State-of-the-art computer techniques help narrow down genetic targets for diagnosis and treatment of autism
Autism is a spectrum of closely related symptoms involving behavioral, social and cognitive deficits. Early detection of autism in children is key to producing the best outcomes; however, searching for the genetic causes of autism is complicated by various symptoms found within the spectrum. Now, a multi-disciplinary team of researchers at the University of Missouri created a new computational method that has connected several target genes to autism. Recent discoveries could lead to screening tools for young children and could help doctors determine correct interventions when diagnosing autism.
Unlocking the genetic causes of autism requires data-intensive computations.
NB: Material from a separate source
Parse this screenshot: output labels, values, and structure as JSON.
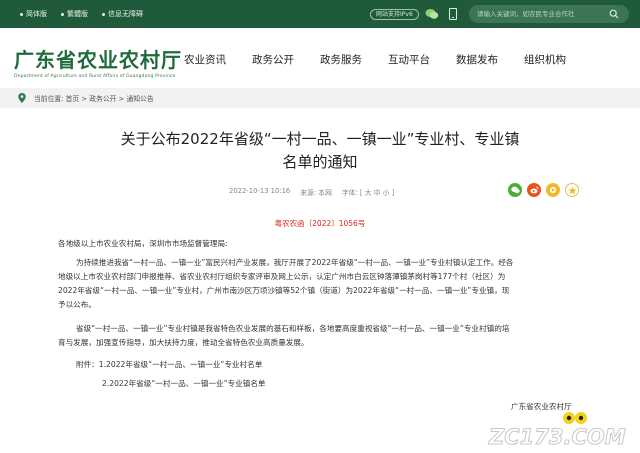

In 2014, the National Science Foundation (NSF) awarded $1 million in two grants to MU to install a supercomputer enabling data-intensive research and education in the fields of bioinformatics and data-driven engineering applications.
“In this study we started with more than 2,591 families who had only one child with autism and neither the parents nor the siblings had been diagnosed with autism,” said Chi-Ren Shyu, director of the Informatics Institute and the Paul K. and Dianne Shumaker Endowed Professor in the Department of Electrical Engineering and Computer Science in the MU College of Engineering. “This created a genetically diverse group composed of an estimated 10 million genetic variants. We narrowed it down to the 30,000 most promising variants, then used preset algorithms and the big data capabilities of our high-performance computing equipment at MU to ‘mine’ those genetic variables.”
The genetic samples were obtained from the Simons Foundation Autism Research Initiative. Samples from children with diagnosed cases of autism, and their unaffected parents and siblings were collected leading to more than 11,500 individuals. Using advanced computational techniques, Shyu and his team were able to identify 286 genes that were then collected into 12 subgroups that exhibited commonly seen characteristics of children on the spectrum. Of these genes, 193 potentially new genes not found in previous autism studies were discovered.
“Autism is heterogeneous, meaning that the genetic causes are varied and complex,” said Judith Miles, professor emerita of child health-genetics in the MU Thompson Center for Autism and Neurodevelopmental Disorders. “This complexity makes it tough for geneticists to get at the root of what triggers the development of autism in more conventional ways. The methods developed by Dr. Shyu and the results our team identified are giving geneticists a wealth of targets we’d not considered before—by narrowing down the genetic markers, we may be able to develop clinical programs and methods that can help diagnose and treat the disease. These results are a quantum leap forward in the study of the genetic causes of autism.”
This informatics framework is ready for a much larger scale of autism research, such as genetic samples to be collected through the Simons Foundation Powering Autism Research for Knowledge (SPARK), the nation’s largest autism study. SPARK is partnering with scientists who hope to collect information and DNA for genetic analysis from 50,000 individuals with autism — and their families — to advance understanding of the causes of autism and hasten the discovery of supports and treatments. Anyone interested in learning more about SPARK or in participating in the study can visit: www.SPARKforAutism.org/MUTC, or contact Amanda Shocklee at (573) 884-6092 or firstname.lastname@example.org.
Matt Spencer, with the MU Informatics Institute; Nicole Takahashi, with the MU Thompson Center for Autism; and Sounak Chakraborty, with the MU Department of Statistics contributed to the research.
The study, “Heritable genotype contrast mining reveals novel gene associations specific to autism subgroups,” was published in the Journal of Biomedical Informatics. This work was supported by the National Institutes of Health (5T32GM008396, 5T32LM012410-02); the Shumaker Endowment for Biomedical Informatics; the National Science Foundation (CNS-1429294); and the Simons Foundation.